ADAMS: Absolutely, absolutely. But we are trying to come up with innovative solutions. Recently, we partnered with Navajo Nation Shopping Centers, which has the leases for most of the grocery stores, and that`s one of the biggest hubs for communities. And us partnering with them allows us to hand out small bags with hand sanitizer, fabric masks, and also include information on how to keep themselves safe and healthy, and how to use the sanitizer correctly.

O`DONNELL: What are your biggest needs now?

ADAMS: Really, my group is really focused on the hand sanitizer. Because we have a lot of community members that don`t have running water, it makes it extremely difficult to wash hands repeatedly, when they`re already rationing their water. So hand sanitizer is one of our largest needs. It`s really hard to come by, and it`s getting very expensive.

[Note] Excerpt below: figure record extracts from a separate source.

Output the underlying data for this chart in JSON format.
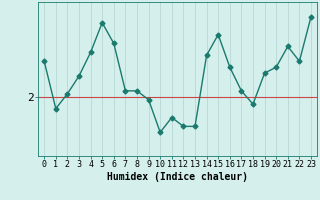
{
  "x": [
    0,
    1,
    2,
    3,
    4,
    5,
    6,
    7,
    8,
    9,
    10,
    11,
    12,
    13,
    14,
    15,
    16,
    17,
    18,
    19,
    20,
    21,
    22,
    23
  ],
  "y": [
    3.2,
    1.6,
    2.1,
    2.7,
    3.5,
    4.5,
    3.8,
    2.2,
    2.2,
    1.9,
    0.8,
    1.3,
    1.0,
    1.0,
    3.4,
    4.1,
    3.0,
    2.2,
    1.75,
    2.8,
    3.0,
    3.7,
    3.2,
    4.7
  ],
  "line_color": "#1a7a6e",
  "marker": "D",
  "marker_size": 2.5,
  "hline_y": 2,
  "hline_color": "#cc4444",
  "bg_color": "#d4efec",
  "grid_color": "#b8d8d5",
  "xlabel": "Humidex (Indice chaleur)",
  "ylabel": "2",
  "xlim": [
    -0.5,
    23.5
  ],
  "ylim": [
    0.0,
    5.2
  ],
  "label_fontsize": 7,
  "tick_fontsize": 6,
  "figsize": [
    3.2,
    2.0
  ],
  "dpi": 100
}
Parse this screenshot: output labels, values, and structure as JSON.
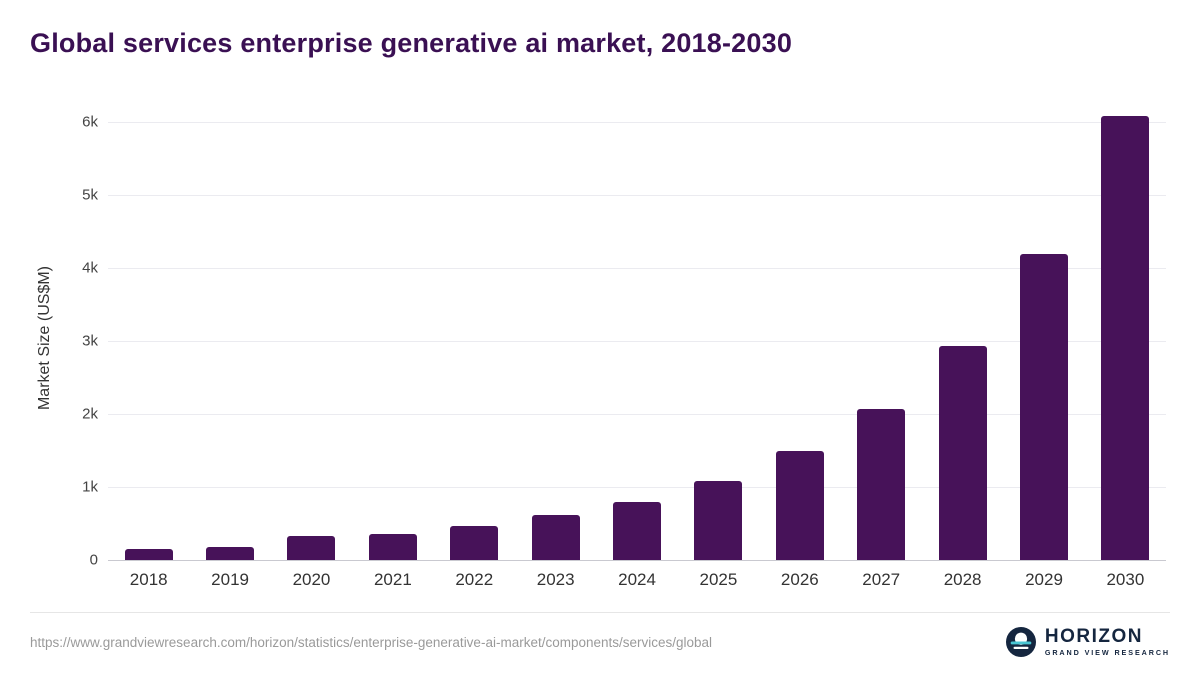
{
  "title": "Global services enterprise generative ai market, 2018-2030",
  "colors": {
    "bar": "#471259",
    "title": "#3a1053",
    "gridline": "#ebebf0",
    "baseline": "#c9c9d0"
  },
  "chart_data": {
    "type": "bar",
    "title": "Global services enterprise generative ai market, 2018-2030",
    "xlabel": "",
    "ylabel": "Market Size (US$M)",
    "categories": [
      "2018",
      "2019",
      "2020",
      "2021",
      "2022",
      "2023",
      "2024",
      "2025",
      "2026",
      "2027",
      "2028",
      "2029",
      "2030"
    ],
    "values": [
      150,
      175,
      330,
      355,
      460,
      610,
      800,
      1080,
      1490,
      2060,
      2930,
      4190,
      6080
    ],
    "ylim": [
      0,
      6500
    ],
    "yticks": [
      {
        "value": 0,
        "label": "0"
      },
      {
        "value": 1000,
        "label": "1k"
      },
      {
        "value": 2000,
        "label": "2k"
      },
      {
        "value": 3000,
        "label": "3k"
      },
      {
        "value": 4000,
        "label": "4k"
      },
      {
        "value": 5000,
        "label": "5k"
      },
      {
        "value": 6000,
        "label": "6k"
      }
    ],
    "grid": true,
    "legend": false
  },
  "footer": {
    "source_url": "https://www.grandviewresearch.com/horizon/statistics/enterprise-generative-ai-market/components/services/global",
    "logo_title": "HORIZON",
    "logo_subtitle": "GRAND VIEW RESEARCH"
  }
}
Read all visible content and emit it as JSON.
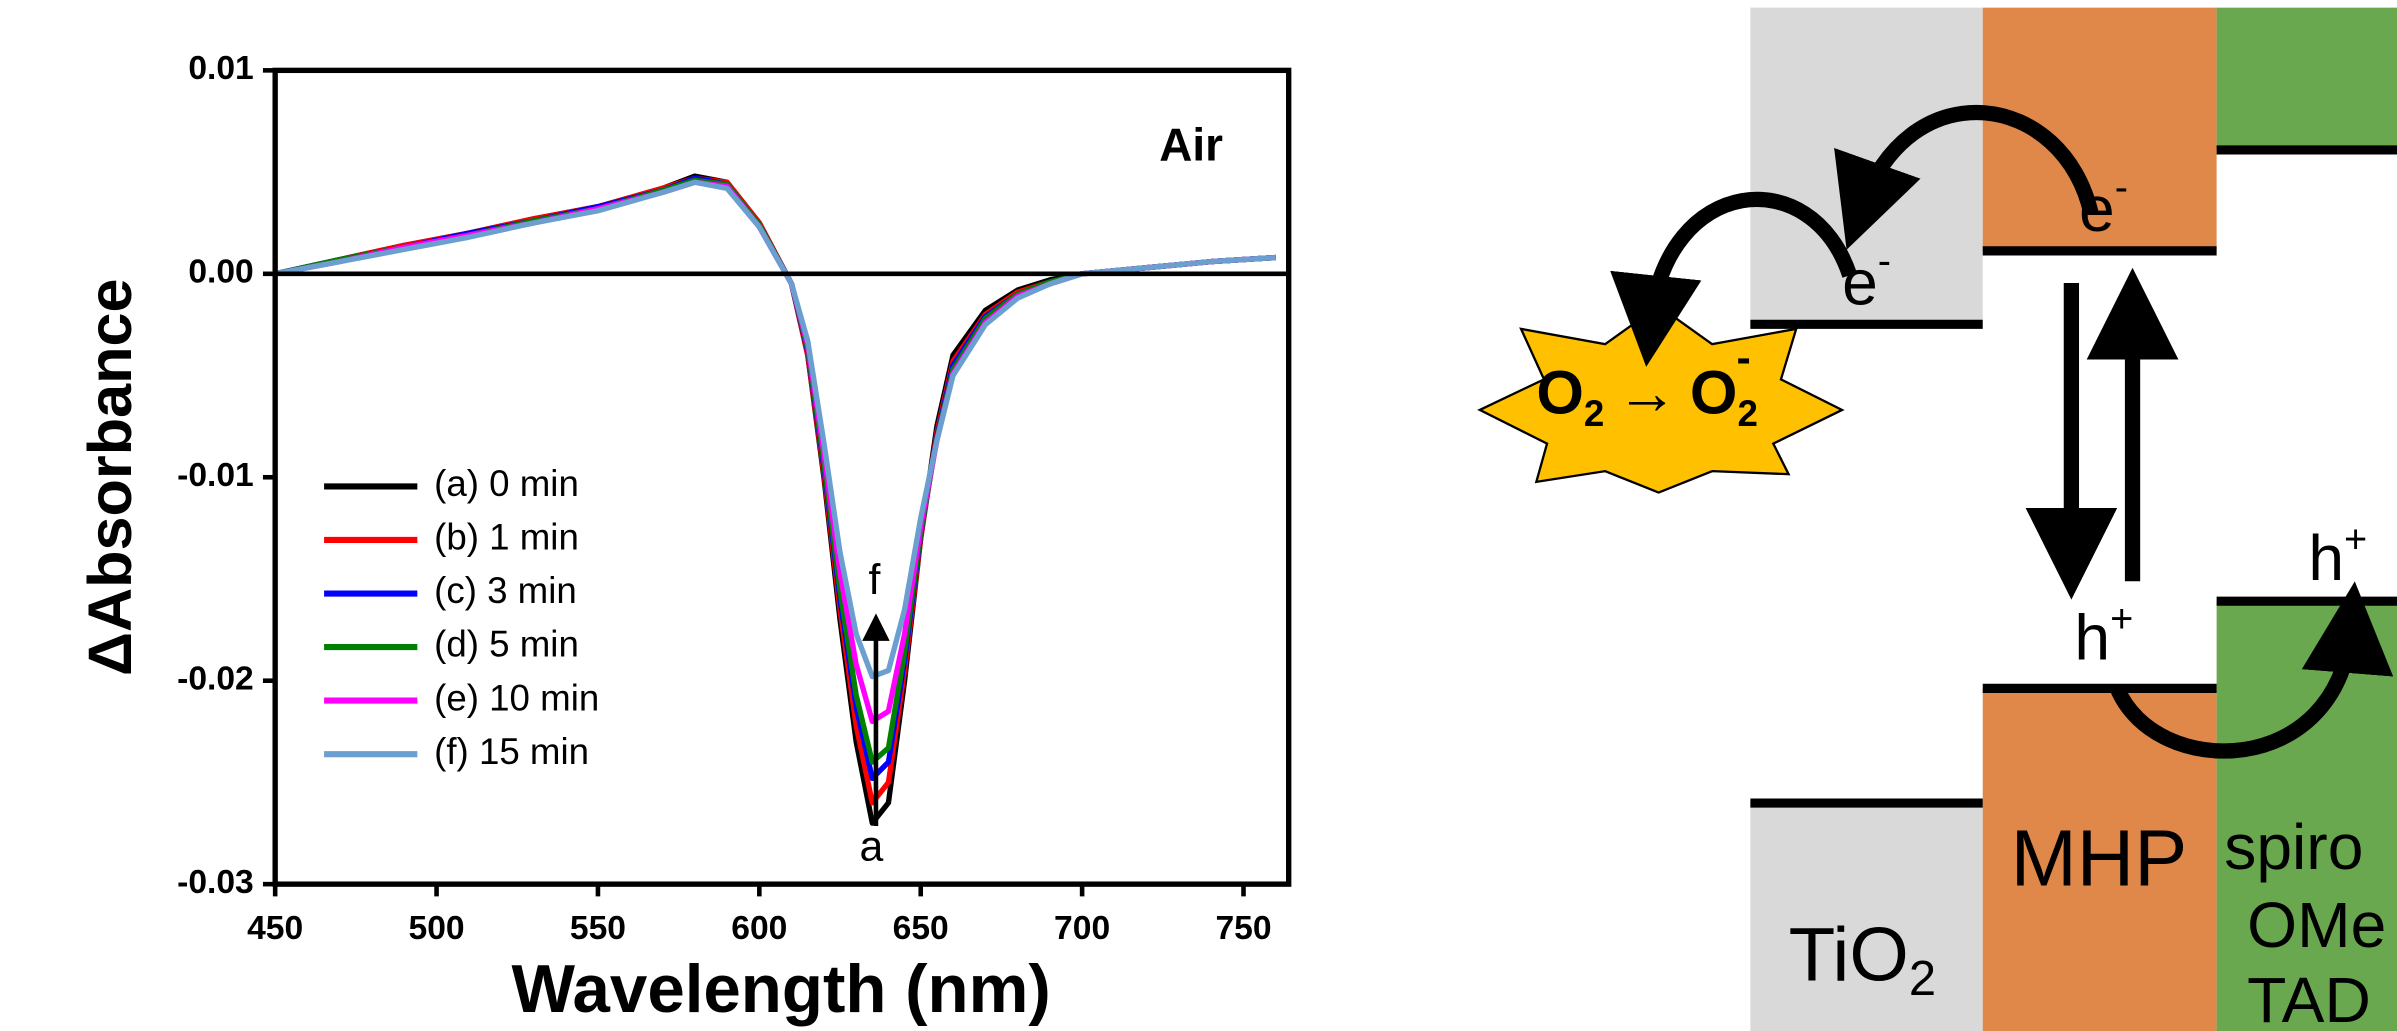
{
  "chart_data": {
    "type": "line",
    "x_label": "Wavelength (nm)",
    "y_label": "ΔAbsorbance",
    "annotations": [
      "Air",
      "f",
      "a"
    ],
    "x": [
      450,
      470,
      490,
      510,
      530,
      550,
      570,
      580,
      590,
      600,
      610,
      615,
      620,
      625,
      630,
      635,
      640,
      645,
      650,
      655,
      660,
      670,
      680,
      690,
      700,
      720,
      740,
      760
    ],
    "series": [
      {
        "name": "(a) 0 min",
        "color": "#000000",
        "values": [
          0.0,
          0.0007,
          0.0014,
          0.002,
          0.0027,
          0.0033,
          0.0042,
          0.0048,
          0.0045,
          0.0025,
          -0.0005,
          -0.004,
          -0.01,
          -0.017,
          -0.023,
          -0.027,
          -0.026,
          -0.02,
          -0.013,
          -0.0075,
          -0.004,
          -0.0018,
          -0.0008,
          -0.0003,
          0.0,
          0.0003,
          0.0006,
          0.0008
        ]
      },
      {
        "name": "(b) 1 min",
        "color": "#ff0000",
        "values": [
          0.0,
          0.0007,
          0.0014,
          0.002,
          0.0027,
          0.0033,
          0.0042,
          0.0047,
          0.0045,
          0.0025,
          -0.0005,
          -0.004,
          -0.0098,
          -0.0165,
          -0.0222,
          -0.026,
          -0.025,
          -0.0195,
          -0.013,
          -0.0078,
          -0.0043,
          -0.002,
          -0.0009,
          -0.0004,
          0.0,
          0.0003,
          0.0006,
          0.0008
        ]
      },
      {
        "name": "(c) 3 min",
        "color": "#0000ff",
        "values": [
          0.0,
          0.0007,
          0.0013,
          0.002,
          0.0026,
          0.0033,
          0.0041,
          0.0047,
          0.0044,
          0.0024,
          -0.0005,
          -0.0038,
          -0.0095,
          -0.016,
          -0.0213,
          -0.0248,
          -0.024,
          -0.019,
          -0.0128,
          -0.008,
          -0.0045,
          -0.0021,
          -0.001,
          -0.0004,
          0.0,
          0.0003,
          0.0006,
          0.0008
        ]
      },
      {
        "name": "(d) 5 min",
        "color": "#008000",
        "values": [
          0.0,
          0.0007,
          0.0013,
          0.0019,
          0.0026,
          0.0032,
          0.0041,
          0.0046,
          0.0044,
          0.0024,
          -0.0005,
          -0.0037,
          -0.0093,
          -0.0156,
          -0.0207,
          -0.024,
          -0.0233,
          -0.0186,
          -0.0127,
          -0.0081,
          -0.0047,
          -0.0022,
          -0.001,
          -0.0004,
          0.0,
          0.0003,
          0.0006,
          0.0008
        ]
      },
      {
        "name": "(e) 10 min",
        "color": "#ff00ff",
        "values": [
          0.0,
          0.0006,
          0.0013,
          0.0019,
          0.0025,
          0.0032,
          0.004,
          0.0045,
          0.0043,
          0.0023,
          -0.0005,
          -0.0035,
          -0.0088,
          -0.0147,
          -0.0192,
          -0.022,
          -0.0215,
          -0.0177,
          -0.0124,
          -0.0082,
          -0.0049,
          -0.0024,
          -0.0011,
          -0.0005,
          0.0,
          0.0003,
          0.0006,
          0.0008
        ]
      },
      {
        "name": "(f) 15 min",
        "color": "#6a9fd0",
        "values": [
          0.0,
          0.0006,
          0.0012,
          0.0018,
          0.0025,
          0.0031,
          0.004,
          0.0045,
          0.0042,
          0.0023,
          -0.0005,
          -0.0033,
          -0.0083,
          -0.0137,
          -0.0177,
          -0.0198,
          -0.0195,
          -0.0165,
          -0.012,
          -0.0082,
          -0.005,
          -0.0025,
          -0.0012,
          -0.0005,
          0.0,
          0.0003,
          0.0006,
          0.0008
        ]
      }
    ],
    "xlim": [
      450,
      764
    ],
    "ylim": [
      -0.03,
      0.01
    ],
    "xticks": [
      450,
      500,
      550,
      600,
      650,
      700,
      750
    ],
    "yticks": [
      -0.03,
      -0.02,
      -0.01,
      {
        "value": 0,
        "label": "0.00"
      },
      0.01
    ],
    "zero_line": true,
    "legend": "lower-left",
    "grid": false
  },
  "diagram": {
    "tio2_electron": {
      "base": "e",
      "sup": "-"
    },
    "mhp_electron": {
      "base": "e",
      "sup": "-"
    },
    "reaction": {
      "reactant": "O",
      "reactant_sub": "2",
      "arrow": "→",
      "product": "O",
      "product_sub": "2",
      "product_sup": "-"
    },
    "mhp_hole": {
      "base": "h",
      "sup": "+"
    },
    "htl_hole": {
      "base": "h",
      "sup": "+"
    },
    "mhp": "MHP",
    "tio2": {
      "base": "TiO",
      "sub": "2"
    },
    "htl": [
      "spiro",
      "OMe",
      "TAD"
    ]
  }
}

And then, advocacy of course, allies at the federal level that can help maybe with the water rights. We have issues with our water rights, so advocacy, education, you can educate yourself. There are so many grassroots organizations on the ground working to help combat the coronavirus, but really access to water and hand sanitizer are our greatest needs at this moment.

O`DONNELL: Bleu Adams, thank you very much for joining us tonight. We`d like to have you come back and tell us what progress you`re making. Thank you very much.

ADAMS: Absolutely, and thank you.

O`DONNELL: Bleu Adams gets tonight`s last word on behalf of the Navajo Nation. "The 11th Hour" with Brian Williams starts now.